|Date of Birth||April 5, 1892|
|Place of Birth||Keewatin, Ontario|
|Next of Kin||Mary Walker (mother), Box 157, Keewatin, Ontario|
|Trade / Calling||Timber Buyer|
|Service Record||Link to Service Record|
|Battalion||11th Reserve Battalion|
|Force||Canadian Expeditionary Force|
|Enlisted / Conscripted||Conscripted|
|Place of Enlistment||Port Arthur, Ontario|
|Address at Enlistment||Rainy River, Ontario|
|Date of Enlistment||January 10, 1918|
|Age at Enlistment||25|
|Theatre of Service||Great Britain|
|Prisoner of War||No|
Private Samuel Walker was the son of William Walker and Mary Ogston Christie of Keewatin, Ontario. William was born in Derbyshire, England and Mary in Aberdeen, Scotland. They both came to Canada in the mid-1880s and they were married in Keewatin in 1887. They had at least five children: Alexander Christie (1889), Samuel (5 April 1892), Mary Ellen (1894), William (1897) and Margaret Ella (1905). Margaret died at age one and she’s buried in Lake of the Woods Cemetery in Kenora. William (Sr.) worked as a labourer and later as a lumberman and carpenter. His oldest son, Alexander, passed away in August 1915, at age 26. He’s buried next to his infant sister in Lake of the Woods Cemetery.
The war started in August 1914 and conscription was introduced in Canada in the summer of 1917. Samuel and his brother William were both called up for service. Samuel was living in Rainy River at the time, working as timber buyer. He reported as required under the Military Service Act and had his medical in Rainy River in October 1917. He was called up in Port Arthur on 10 January 1918 and assigned to the 1st Depot Battalion, Manitoba Regiment. After just six weeks of training he was on his way overseas, embarking from Halifax on 19 February on the SS Cretic and arriving at Liverpool about two weeks later.

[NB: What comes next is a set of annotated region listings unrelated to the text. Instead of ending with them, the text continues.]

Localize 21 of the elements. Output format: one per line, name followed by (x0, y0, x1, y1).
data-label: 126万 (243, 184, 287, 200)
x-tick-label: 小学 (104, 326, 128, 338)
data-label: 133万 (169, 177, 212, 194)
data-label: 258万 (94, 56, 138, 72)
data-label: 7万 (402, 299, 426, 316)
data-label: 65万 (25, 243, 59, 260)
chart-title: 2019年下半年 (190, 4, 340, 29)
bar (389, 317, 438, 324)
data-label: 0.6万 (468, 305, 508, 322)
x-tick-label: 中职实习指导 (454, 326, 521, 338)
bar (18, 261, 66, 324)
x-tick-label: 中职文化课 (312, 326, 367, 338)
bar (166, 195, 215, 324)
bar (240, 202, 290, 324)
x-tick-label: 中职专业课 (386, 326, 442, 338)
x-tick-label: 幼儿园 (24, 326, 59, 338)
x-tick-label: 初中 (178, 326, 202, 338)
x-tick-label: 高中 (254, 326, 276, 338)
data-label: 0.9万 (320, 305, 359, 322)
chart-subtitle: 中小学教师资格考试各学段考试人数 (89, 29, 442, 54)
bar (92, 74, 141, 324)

Samuel was transferred to the 11th Reserve Battalion and he served in the UK for the next eight months. He had suffered an accidental gunshot wound in 1912 and it left him with scars on his back, right shoulder and right arm. He was weaker on his right side due to the injury and it affected his training. The Armistice ended hostilities on the Western Front on 11 November and Samuel returned to Canada the same month, sailing from Southampton on 23 November and arriving at Halifax five days later. He was discharged on demobilization on 3 January 1919 in Winnipeg. His brother William had been called up in April 1918 and he served in Canada for a year and a half.
When the 1921 census was taken Samuel and William were both living with their parents in Keewatin and both working at a local sawmill. Samuel later moved to Thunder Bay. His parents died in 1953, his father in April and his mother in August. They are buried next to their children in Lake of the Woods Cemetery in Kenora. William Jr. passed away in 1973 and he’s also interred there in the family plot. Samuel was still living in Thunder Bay at the time but his date of death and place of burial are not yet known.
Samuel and William are commemorated on the R. Douglas Fraser (Town of Keewatin) Roll of Honour and the Municipality of Keewatin “For King and Country” 1914-1918 plaque.